Finally: an actual Django site!

Setting up the environment

Create your own Python virtual environment, so we aren't all installing things globally on the server and stepping on each others toes. By convention I name my virtual environments with an _env suffix:

$ virtualenv mysite_env

Now activate the virtual environment (and deactivate once, just to see how it works, then activate again):

$ source mysite_env/bin/activate

$ deactivate

$ source mysite_env/bin/activate

Installing pip

Make sure your virtual environment is activated (see the name of your virtual environment in parentheses at the beginning of your shell prompt?) Then install pip into your virtualenv:

$ easy_install pip==dev

Now create an hg repo for your first Django project:

$ hg init mysite

$ cd mysite/

Installing dependencies

We'll keep a list of our dependencies, with the exact versions we need, in a pip requirements file. For now our only dependency is Django itself:

$ emacs requirements.txt

Django==1.1

$ pip install -r requirements.txt

Building the polls app

From this point on, we'll be following the Django tutorial, with some minor changes, as outlined below.

Creating a project

Make sure your virtualenv is activated and you're inside your mysite/ Mercurial working directory when you run django-admin.py startproject mysite. This will result in you having two mysite/ directories, one inside the other; that's fine. The outer one is the container for everything related to your project (for instance, requirements.txt). The inner one is for Django-specific configuration.

The development server

By default, the Django dev server listens for requests on port 8000. Because you're all running the development server on the same server (dj.goshen.edu), you can't all use port 8000. One possibility: everyone use the last four digits of your GC id number as your port number (as long as it's over 1024) - those are likely unique:

python manage.py runserver 0:7887

So to see your work-in-progress, in your browser you'd navigate to:

http://dj.goshen.edu:7887/

Database setup

For now, just set DATABASE_ENGINE='sqlite3'. SQLite is convenient for starting out with; later we'll talk about setting up and using a real database server, such as PostgreSQL or MySQL.

"I'm in part 3 and the admin is giving me ViewDoesNotExist!"

In part 3 of the tutorial, they have you add a number of URLs before you write the associated views. By the end of tutorial 3, you still haven't written the "result" or "vote" views, just "index" and "detail". Normally this isn't a problem as long as you aren't trying to load one of the nonexistent views, but what they don't mention is that it does cause the admin to choke. So you'll get ViewDoesNotExist errors on the admin until early in part 4 when you finally write the "vote" and "results" views. If you want to use the admin, you can fix it sooner by just writing placeholder views that don't do much, similar to the first version of "detail" that you write. This problem is caused by a recent change in the admin code; I've filed a bug with Django about it.

Where should I put my poll template files in part 3?

In part 3 you start writing templates for your poll app: an "index.html" template and a "detail.html" template.

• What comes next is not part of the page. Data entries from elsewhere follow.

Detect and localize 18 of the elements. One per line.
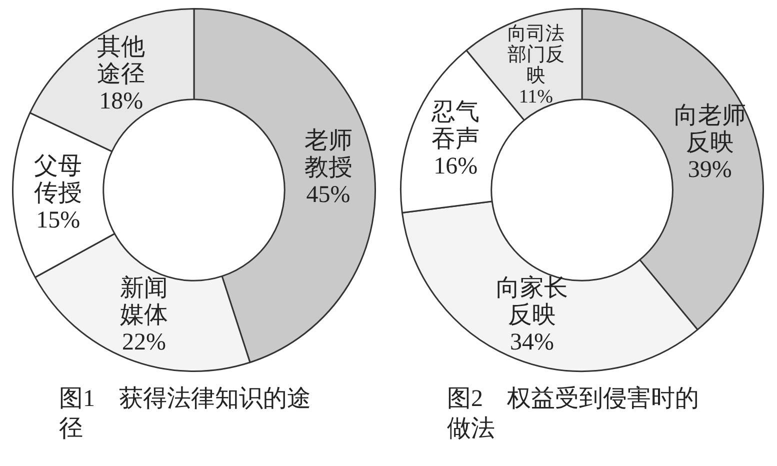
data-label: 18% bbox=[99, 88, 144, 115]
data-label: 34% bbox=[510, 330, 554, 356]
slice-label: 向老师反映 bbox=[674, 103, 746, 156]
data-label: 11% bbox=[518, 86, 554, 108]
data-label: 39% bbox=[688, 157, 732, 184]
data-label: 45% bbox=[306, 182, 350, 208]
data-label: 22% bbox=[122, 330, 166, 356]
text: 图1 获得法律知识的途径 bbox=[59, 385, 312, 444]
slice-label: 向司法部门反映 bbox=[507, 24, 564, 87]
slice-label: 父母传授 bbox=[34, 154, 82, 207]
data-label: 15% bbox=[36, 208, 80, 234]
slice-label: 忍气吞声 bbox=[430, 99, 480, 152]
text: 图2 权益受到侵害时的做法 bbox=[447, 384, 700, 444]
slice-label: 老师教授 bbox=[304, 128, 352, 182]
slice-label: 新闻媒体 bbox=[120, 274, 168, 329]
data-label: 16% bbox=[434, 153, 478, 180]
slice-label: 其他途径 bbox=[97, 34, 146, 88]
slice-label: 向家长反映 bbox=[496, 274, 568, 329]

The tutorial text seems to suggest that you add a new entry to TEMPLATE_DIRS and place these templates within it. That's kind of silly. You already have a template directory set up for your project from part 2 (it should have an "admin" directory in it with "base_site.html" inside it). There's no reason not to put all of your templates in that directory; so you'd just create a "polls" directory next to the "admin" one and put "index.html" and "detail.html" inside it. No need to add anything new to TEMPLATE_DIRS.